Despite wobbles, Asian states stick to path of free-trade
Despite wobbles, Asian states stick to path of free-trade
TOKYO (Reuters): Asia's appetite for the tough task of opening up protected markets will be tested if economic growth flags, but for now experts see scant evidence that the region's commitment to free trade is crumbling.
Ten Asian leaders will join their 15 counterparts from the European Union in Seoul later this week for a biennial summit at which they are expected to make a ritual call for a new round of world trade talks to be launched as soon as possible.
To some diplomats, this professed eagerness to tear down global barriers is hard to square with recent signs of regional slippage on free trade.
First Malaysia asked other ASEAN Free Trade Area (AFTA) members for more time to lower auto tariffs a move that particularly angered neighboring Thailand, which has grand ambitions for its own car industry.
Then earlier this month, at a meeting in the northern Thai resort of Chiang Mai, members of the Association of Southeast Asian Nations (ASEAN) said they needed more time to study a proposed free trade area with Australia and New Zealand.
"I get the impression that the resistance to liberalization is growing," a European trade diplomat said. "If they're not prepared to open up to their neighbors, who are they prepared to open up to?"
Steve Parker, a trade economist with the Asian Development Bank Institute (ADBI) in Tokyo, said there was perhaps more rhetoric about the need to help vulnerable industries adjust to increased foreign competition.
"But in the broader picture, there's a tremendous amount of regional liberalization that's occurring because of the broad application of the AFTA," Parker said.

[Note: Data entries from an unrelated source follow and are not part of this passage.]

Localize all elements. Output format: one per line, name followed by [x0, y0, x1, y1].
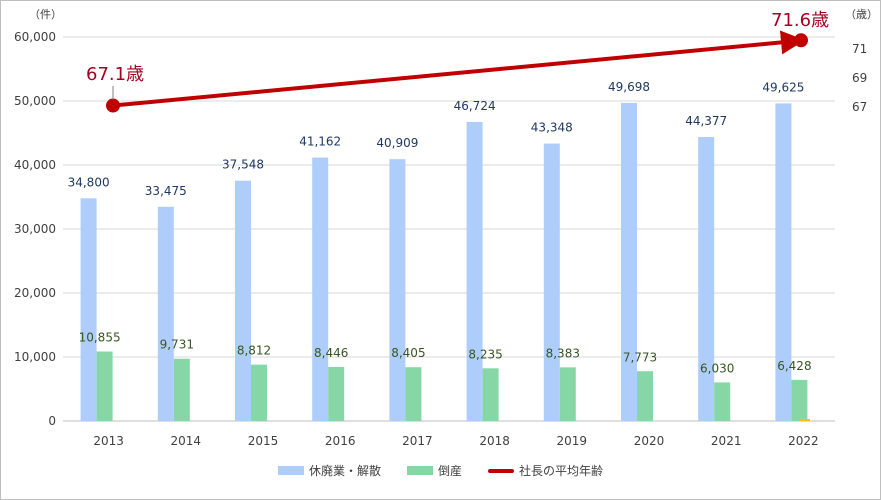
data-label-closures: 37,548: [222, 158, 264, 172]
bar-closures: [466, 121, 483, 421]
right-tick-label: 69: [852, 71, 867, 85]
legend-label-bankruptcy: 倒産: [437, 464, 462, 478]
bar-closures: [389, 159, 406, 421]
bar-bankruptcy: [328, 366, 345, 421]
bar-bankruptcy: [251, 364, 267, 421]
legend-swatch-bankruptcy: [406, 466, 433, 475]
data-label-bankruptcy: 8,383: [546, 346, 580, 360]
bar-bankruptcy: [405, 367, 422, 421]
data-label-closures: 49,625: [762, 80, 804, 94]
bar-closures: [775, 103, 792, 422]
ceo-age-label: 67.1歳: [86, 64, 144, 85]
right-tick-label: 71: [852, 42, 867, 56]
bar-bankruptcy: [173, 358, 190, 421]
bar-bankruptcy: [714, 382, 731, 421]
legend-swatch-closures: [277, 466, 304, 475]
legend-item-ceo-age: 社長の平均年齢: [488, 462, 603, 479]
data-label-bankruptcy: 7,773: [623, 350, 657, 364]
x-tick-label: 2021: [711, 434, 742, 448]
x-tick-label: 2015: [248, 434, 279, 448]
x-tick-label: 2017: [402, 434, 433, 448]
bar-closures: [312, 157, 329, 421]
data-label-bankruptcy: 8,812: [237, 344, 271, 358]
data-label-bankruptcy: 6,030: [700, 361, 734, 375]
data-label-closures: 34,800: [68, 175, 110, 189]
x-tick-label: 2016: [325, 434, 356, 448]
bar-closures: [698, 136, 715, 422]
y-tick-label: 50,000: [14, 94, 56, 108]
right-tick-label: 67: [852, 100, 867, 114]
data-label-closures: 49,698: [608, 80, 650, 94]
data-label-closures: 43,348: [531, 121, 573, 135]
ceo-age-label: 71.6歳: [771, 10, 829, 31]
y-tick-label: 60,000: [14, 30, 56, 44]
bar-bankruptcy: [96, 351, 113, 421]
legend-swatch-ceo-age: [488, 468, 514, 473]
legend-label-closures: 休廃業・解散: [308, 464, 381, 478]
bar-bankruptcy: [637, 371, 653, 421]
data-label-closures: 40,909: [376, 136, 418, 150]
y-tick-label: 10,000: [14, 350, 56, 364]
x-tick-label: 2014: [171, 434, 202, 448]
left-axis-unit: （件）: [29, 8, 62, 21]
x-tick-label: 2013: [93, 434, 124, 448]
x-tick-label: 2019: [557, 434, 588, 448]
x-tick-label: 2020: [634, 434, 665, 448]
y-tick-label: 30,000: [14, 222, 56, 236]
right-axis-unit: （歳）: [845, 8, 878, 21]
bar-closures: [621, 102, 637, 421]
x-tick-label: 2018: [479, 434, 510, 448]
legend-item-bankruptcy: 倒産: [406, 462, 462, 479]
x-tick-label: 2022: [788, 434, 819, 448]
legend: 休廃業・解散 倒産 社長の平均年齢: [0, 462, 881, 479]
data-label-closures: 41,162: [299, 135, 341, 149]
bar-closures: [543, 143, 560, 421]
y-tick-label: 0: [48, 414, 56, 428]
bar-closures: [157, 206, 174, 421]
data-label-closures: 44,377: [685, 114, 727, 128]
bar-bankruptcy: [482, 368, 499, 421]
data-label-bankruptcy: 6,428: [777, 359, 811, 373]
data-label-closures: 33,475: [145, 184, 187, 198]
data-label-bankruptcy: 10,855: [79, 331, 121, 345]
bar-bankruptcy: [791, 379, 808, 421]
data-label-closures: 46,724: [454, 99, 496, 113]
data-label-bankruptcy: 8,446: [314, 346, 348, 360]
data-label-bankruptcy: 9,731: [160, 338, 194, 352]
ceo-age-point: [106, 98, 120, 113]
bar-closures: [235, 180, 251, 421]
y-tick-label: 40,000: [14, 158, 56, 172]
y-tick-label: 20,000: [14, 286, 56, 300]
bar-bankruptcy: [559, 367, 576, 421]
data-label-bankruptcy: 8,405: [391, 346, 425, 360]
legend-item-closures: 休廃業・解散: [277, 462, 381, 479]
ceo-age-line: [112, 30, 805, 108]
bar-closures: [80, 198, 97, 421]
data-label-bankruptcy: 8,235: [468, 347, 502, 361]
legend-label-ceo-age: 社長の平均年齢: [519, 464, 604, 478]
ceo-age-point: [794, 33, 808, 48]
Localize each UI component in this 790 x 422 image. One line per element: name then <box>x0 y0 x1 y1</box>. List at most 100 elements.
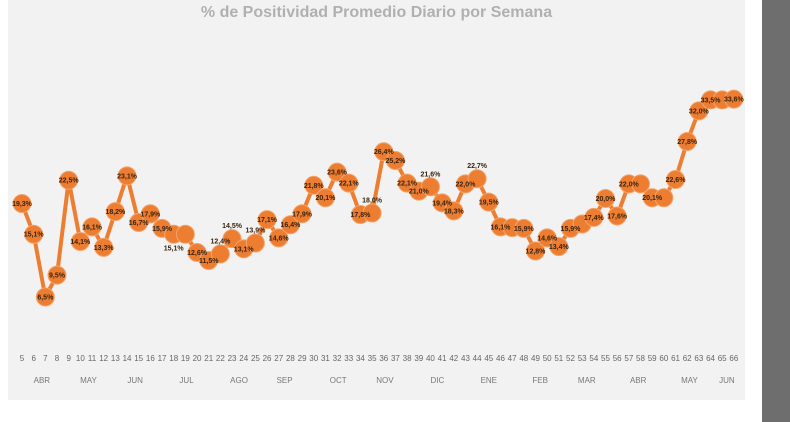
data-label: 15,9% <box>152 226 173 233</box>
x-tick-label: 37 <box>391 354 400 363</box>
data-label: 18,2% <box>105 209 126 216</box>
x-tick-label: 47 <box>508 354 517 363</box>
data-label: 14,6% <box>537 235 558 242</box>
x-tick-label: 24 <box>239 354 248 363</box>
x-tick-label: 22 <box>216 354 225 363</box>
data-label: 23,1% <box>117 173 138 180</box>
x-tick-label: 55 <box>601 354 610 363</box>
data-point <box>525 241 545 261</box>
x-tick-label: 63 <box>694 354 703 363</box>
x-tick-label: 36 <box>379 354 388 363</box>
month-label: SEP <box>277 376 293 385</box>
data-point <box>420 177 440 197</box>
x-tick-label: 7 <box>43 354 48 363</box>
data-point <box>269 228 289 248</box>
data-label: 16,7% <box>129 220 150 227</box>
x-tick-label: 49 <box>531 354 540 363</box>
data-point <box>105 202 125 222</box>
month-label: ENE <box>481 376 497 385</box>
x-tick-label: 35 <box>368 354 377 363</box>
data-point <box>444 201 464 221</box>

Under AFTA, the six founding members of ASEAN have pledged to reduce tariffs on 95 percent of their trade to five percent by 2002. The International Monetary Fund has also been instrumental in pushing for more open markets as part of the recovery programs it has overseen since Asia's 1997 financial crisis.
"I'm hard-pressed to find any backsliding," Parker said, noting that Malaysia was asking for more time but was not proposing beefed-up protection for the Proton, its national car.
Diplomats fear that other countries will emulate Malaysia and seek exemptions for uncompetitive industries.
But Frances Perkins, head of the East Asia Analytical Unit in Australia's department of foreign affairs and trade, was confident that Asia would not slide into tit-for-tat protection.
"Our reading of the region is that free trade is still moving ahead. A lot of tariffs have come down dramatically since the crisis," she said. "Pretty much all of these governments have finally accepted the lesson that unilateral reductions in trade barriers are to their advantage."
Nor was ASEAN's decision to study a free trade deal with Australia and New Zealand, rather than open negotiations right away, a setback. "We interpreted that as reasonably positive. We hadn't expected anything more at this stage," Perkins said.
Ultimately, analysts said, ASEAN has little choice but to keep opening up if it wants to attract foreign capital.
"If ASEAN hesitates now at this critical point, significant investment opportunities will be missed, as investment dollars look for a new home in other promising and growing markets," Stephen Collins, president of the Automotive Trade Policy Council in Washington, an industry lobby group, wrote recently in the Asian Wall Street Journal.
Governments are particularly aware that the magnetic appeal to investors of China, especially in labor-intensive industries and electronics, can only grow once Beijing joins the World Trade Organization.
A report prepared for the ASEAN Chiang Mai meeting showed that the 10-nation grouping had attracted just 17 percent of foreign direct investment flows into emerging Asian economies this year, compared with 61 percent for China -- an exact reversal of the proportions in the early 1990s.
Parker at the ADBI said ASEAN states increasingly recognized that they could not aspire to be technology leaders for the foreseeable future. As such, their economic fortunes would depend on how well they fit in with multi-national production networks.
"They're in a catch-up game that becomes a lot easier if they can do it in partnership with multinationals. But in order to do that, of course, they've got to have open environments," he said.